Le Forum Catholique

http://www.leforumcatholique.org/message.php?num=161
images/icones/fleche2.gif  ( 161 )question sur l'objet de la critique par Réginald (2006-07-10 19:55:17) 

Bonsoir MM. les Abbés,

Puisque ma boutade n'a pas fait l'objet d'une réponse circonstanciée, je me permets de proposer une autre question :

Une critique du NOM doit-elle être nécessairement doctrinale ? Ne serait-on pas plus inspiré d'en proposer nos objections dans le domaine de la liturgie qui est, comme le rappelait fort opportunément l'abbé Héry, in genere signi ? Cela offrirait le double avantage d'éviter des querelles sans fin sur la question de l'Autorité (comment celle-ci pourrait-elle en effet promulguer un rite hétérodoxe ?) et de se situer dans la droite ligne de la pensée de Benoît XVI et donc d'être entendu.

Réginald
images/icones/bravo.gif  ( 170 )Comprendre le rite. par Marc B. (2006-07-10 20:14:38) 
[en réponse à 161]

Effectivement, le rite Paul VI ne montre pas clairement pour le laïc de base, qu'il s'agit d'un sacrifice.

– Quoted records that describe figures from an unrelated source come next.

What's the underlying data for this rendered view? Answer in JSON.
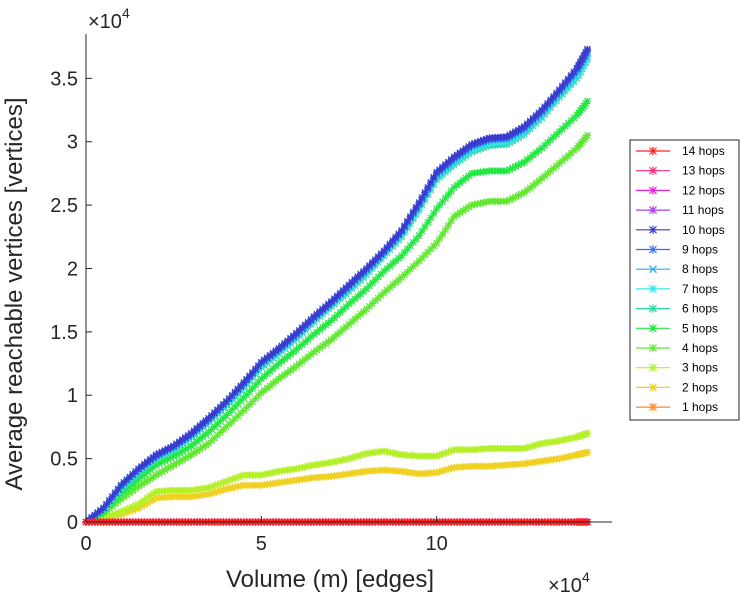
{
  "chart_data": {
    "type": "line",
    "title": "",
    "xlabel": "Volume (m) [edges]",
    "ylabel": "Average reachable vertices [vertices]",
    "x_multiplier_base": "×10",
    "x_multiplier_exp": "4",
    "y_multiplier_base": "×10",
    "y_multiplier_exp": "4",
    "xlim": [
      0,
      15
    ],
    "ylim": [
      0,
      3.85
    ],
    "xticks": [
      0,
      5,
      10
    ],
    "xtick_labels": [
      "0",
      "5",
      "10"
    ],
    "yticks": [
      0,
      0.5,
      1,
      1.5,
      2,
      2.5,
      3,
      3.5
    ],
    "ytick_labels": [
      "0",
      "0.5",
      "1",
      "1.5",
      "2",
      "2.5",
      "3",
      "3.5"
    ],
    "grid": false,
    "legend_position": "right",
    "x": [
      0,
      0.5,
      1,
      1.5,
      2,
      2.5,
      3,
      3.5,
      4,
      4.5,
      5,
      5.5,
      6,
      6.5,
      7,
      7.5,
      8,
      8.5,
      9,
      9.5,
      10,
      10.5,
      11,
      11.5,
      12,
      12.5,
      13,
      13.5,
      14,
      14.3
    ],
    "series": [
      {
        "name": "14 hops",
        "color": "#ff2020",
        "marker": "*",
        "values": [
          0.0,
          0.0,
          0.0,
          0.0,
          0.0,
          0.0,
          0.0,
          0.0,
          0.0,
          0.0,
          0.0,
          0.0,
          0.0,
          0.0,
          0.0,
          0.0,
          0.0,
          0.0,
          0.0,
          0.0,
          0.0,
          0.0,
          0.0,
          0.0,
          0.0,
          0.0,
          0.0,
          0.0,
          0.0,
          0.0
        ]
      },
      {
        "name": "13 hops",
        "color": "#ff2a80",
        "marker": "*",
        "values": [
          0.0,
          0.0,
          0.0,
          0.0,
          0.0,
          0.0,
          0.0,
          0.0,
          0.0,
          0.0,
          0.0,
          0.0,
          0.0,
          0.0,
          0.0,
          0.0,
          0.0,
          0.0,
          0.0,
          0.0,
          0.0,
          0.0,
          0.0,
          0.0,
          0.0,
          0.0,
          0.0,
          0.0,
          0.0,
          0.0
        ]
      },
      {
        "name": "12 hops",
        "color": "#ee22dd",
        "marker": "*",
        "values": [
          0.0,
          0.0,
          0.0,
          0.0,
          0.0,
          0.0,
          0.0,
          0.0,
          0.0,
          0.0,
          0.0,
          0.0,
          0.0,
          0.0,
          0.0,
          0.0,
          0.0,
          0.0,
          0.0,
          0.0,
          0.0,
          0.0,
          0.0,
          0.0,
          0.0,
          0.0,
          0.0,
          0.0,
          0.0,
          0.0
        ]
      },
      {
        "name": "11 hops",
        "color": "#a040f0",
        "marker": "*",
        "values": [
          0.0,
          0.0,
          0.0,
          0.0,
          0.0,
          0.0,
          0.0,
          0.0,
          0.0,
          0.0,
          0.0,
          0.0,
          0.0,
          0.0,
          0.0,
          0.0,
          0.0,
          0.0,
          0.0,
          0.0,
          0.0,
          0.0,
          0.0,
          0.0,
          0.0,
          0.0,
          0.0,
          0.0,
          0.0,
          0.0
        ]
      },
      {
        "name": "10 hops",
        "color": "#3a3acc",
        "marker": "*",
        "values": [
          0.0,
          0.11,
          0.29,
          0.42,
          0.53,
          0.6,
          0.7,
          0.82,
          0.95,
          1.1,
          1.26,
          1.37,
          1.49,
          1.62,
          1.74,
          1.87,
          2.0,
          2.14,
          2.3,
          2.52,
          2.76,
          2.88,
          2.98,
          3.03,
          3.04,
          3.12,
          3.25,
          3.41,
          3.58,
          3.73
        ]
      },
      {
        "name": "9 hops",
        "color": "#3a6ef0",
        "marker": "*",
        "values": [
          0.0,
          0.11,
          0.29,
          0.42,
          0.52,
          0.6,
          0.69,
          0.81,
          0.95,
          1.09,
          1.26,
          1.36,
          1.48,
          1.61,
          1.73,
          1.86,
          1.99,
          2.13,
          2.29,
          2.51,
          2.75,
          2.87,
          2.97,
          3.02,
          3.03,
          3.11,
          3.24,
          3.4,
          3.57,
          3.72
        ]
      },
      {
        "name": "8 hops",
        "color": "#30a8f0",
        "marker": "x",
        "values": [
          0.0,
          0.11,
          0.28,
          0.41,
          0.52,
          0.59,
          0.69,
          0.81,
          0.94,
          1.09,
          1.25,
          1.36,
          1.48,
          1.61,
          1.73,
          1.86,
          1.99,
          2.13,
          2.29,
          2.5,
          2.74,
          2.86,
          2.96,
          3.01,
          3.02,
          3.1,
          3.23,
          3.39,
          3.55,
          3.7
        ]
      },
      {
        "name": "7 hops",
        "color": "#30e8f0",
        "marker": "*",
        "values": [
          0.0,
          0.1,
          0.27,
          0.4,
          0.51,
          0.58,
          0.68,
          0.8,
          0.93,
          1.08,
          1.24,
          1.35,
          1.46,
          1.6,
          1.72,
          1.84,
          1.97,
          2.12,
          2.27,
          2.48,
          2.72,
          2.84,
          2.94,
          2.99,
          3.0,
          3.08,
          3.21,
          3.37,
          3.52,
          3.67
        ]
      },
      {
        "name": "6 hops",
        "color": "#28d8a0",
        "marker": "*",
        "values": [
          0.0,
          0.1,
          0.26,
          0.39,
          0.5,
          0.57,
          0.67,
          0.79,
          0.92,
          1.06,
          1.22,
          1.33,
          1.45,
          1.58,
          1.7,
          1.82,
          1.95,
          2.1,
          2.25,
          2.46,
          2.7,
          2.82,
          2.92,
          2.97,
          2.98,
          3.06,
          3.19,
          3.35,
          3.5,
          3.65
        ]
      },
      {
        "name": "5 hops",
        "color": "#20e840",
        "marker": "*",
        "values": [
          0.0,
          0.08,
          0.22,
          0.34,
          0.45,
          0.52,
          0.6,
          0.71,
          0.84,
          0.98,
          1.13,
          1.25,
          1.36,
          1.48,
          1.59,
          1.72,
          1.84,
          1.98,
          2.1,
          2.26,
          2.47,
          2.64,
          2.75,
          2.77,
          2.77,
          2.84,
          2.95,
          3.08,
          3.21,
          3.32
        ]
      },
      {
        "name": "4 hops",
        "color": "#60e830",
        "marker": "*",
        "values": [
          0.0,
          0.07,
          0.18,
          0.28,
          0.37,
          0.45,
          0.53,
          0.62,
          0.75,
          0.88,
          1.02,
          1.13,
          1.23,
          1.34,
          1.44,
          1.56,
          1.68,
          1.81,
          1.93,
          2.06,
          2.2,
          2.41,
          2.5,
          2.53,
          2.53,
          2.6,
          2.71,
          2.83,
          2.95,
          3.05
        ]
      },
      {
        "name": "3 hops",
        "color": "#b4f028",
        "marker": "*",
        "values": [
          0.0,
          0.03,
          0.08,
          0.14,
          0.24,
          0.25,
          0.25,
          0.27,
          0.32,
          0.37,
          0.37,
          0.4,
          0.42,
          0.45,
          0.47,
          0.5,
          0.54,
          0.56,
          0.53,
          0.52,
          0.52,
          0.57,
          0.57,
          0.58,
          0.58,
          0.58,
          0.62,
          0.64,
          0.67,
          0.7
        ]
      },
      {
        "name": "2 hops",
        "color": "#f0d020",
        "marker": "*",
        "values": [
          0.0,
          0.02,
          0.06,
          0.11,
          0.19,
          0.2,
          0.2,
          0.22,
          0.26,
          0.29,
          0.29,
          0.31,
          0.33,
          0.35,
          0.36,
          0.38,
          0.4,
          0.41,
          0.4,
          0.38,
          0.39,
          0.43,
          0.44,
          0.44,
          0.45,
          0.46,
          0.48,
          0.5,
          0.53,
          0.55
        ]
      },
      {
        "name": "1 hops",
        "color": "#ff8820",
        "marker": "*",
        "values": [
          0.0,
          0.0,
          0.0,
          0.0,
          0.0,
          0.0,
          0.0,
          0.0,
          0.0,
          0.0,
          0.0,
          0.0,
          0.0,
          0.0,
          0.0,
          0.0,
          0.0,
          0.0,
          0.0,
          0.0,
          0.0,
          0.0,
          0.0,
          0.0,
          0.0,
          0.0,
          0.0,
          0.0,
          0.0,
          0.0
        ]
      }
    ]
  }
}
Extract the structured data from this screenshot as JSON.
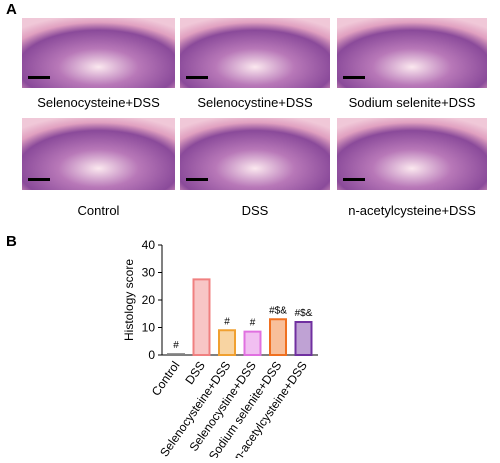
{
  "panel_a": {
    "label": "A",
    "images": [
      {
        "label": "Selenocysteine+DSS"
      },
      {
        "label": "Selenocystine+DSS"
      },
      {
        "label": "Sodium selenite+DSS"
      },
      {
        "label": "Control"
      },
      {
        "label": "DSS"
      },
      {
        "label": "n-acetylcysteine+DSS"
      }
    ]
  },
  "chart_data": {
    "type": "bar",
    "panel_label": "B",
    "y_label": "Histology score",
    "categories": [
      "Control",
      "DSS",
      "Selenocysteine+DSS",
      "Selenocystine+DSS",
      "Sodium selenite+DSS",
      "n-acetylcysteine+DSS"
    ],
    "values": [
      0.3,
      27.5,
      9,
      8.5,
      13,
      12
    ],
    "colors": [
      "#808080",
      "#f08080",
      "#f0a030",
      "#e070e0",
      "#f07020",
      "#7030a0"
    ],
    "annotations": [
      "#",
      null,
      "#",
      "#",
      "#$&",
      "#$&"
    ],
    "ylim": [
      0,
      40
    ],
    "yticks": [
      0,
      10,
      20,
      30,
      40
    ]
  }
}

Le rite de st Pie V est appréhendable par chacun qui sait lire un missel.
C'est le même Sacrifice, mais l'un est clair et frappe l'intelligence et les sens, l'autre me parait réservé à une certaine élite.
images/icones/fleche3.gif  ( 179 )Epistémologie par Abbé Guillaume de Tanoüarn (2006-07-10 20:41:03) 
[en réponse à 161]

Vous avez tout à fait raison d'insister sur la nature du jugement que l'on doit porter sur des liturgies. Ce jugement n'est pas un jugement théologique en mode universel mais un jugement théologique pratique. Cajétan insiste beaucoup sur le fait que la théologie science reine est à la fois spéculative et pratique. Le fait qu'il est impossible de poser un jugement spéculatif sur un rit ne signifie pas que l'on ne doive pas sur ce rit poser un jugement de nature théologique. Dans un long article de 2002 intitulé la messe de l'homme j'ai essayé de chercher les critères authentiques du jugement en matière liturgique. Si la liturgie est un art, on peut lui appliquer la formule d'Aristote: "l'art c'est l'idée de l'oeuvre". Quelle est l'idée de l'oeuvre liturgique? Il s'agit de savoir si la liturgie est synaxe, célébration de l'assemblée, ou sacrifice, que seul le Christ peut accomplir, et son prêtre comme instrument, in persona Christi.
Merci de votre exigence.


GDT
images/icones/neutre.gif  ( 188 )Et si elle était les deux à la fois? par Venispiritus (2006-07-10 20:56:38) 
[en réponse à 179]


Réponse : Ce sacrement a une triple signification : la première à l’égard du passé, en tant qu’il commémore la passion du Seigneur, qui fut un véritable sacrifice, nous l’avons vu ; et à ce point de vue il est appelé un sacrifice.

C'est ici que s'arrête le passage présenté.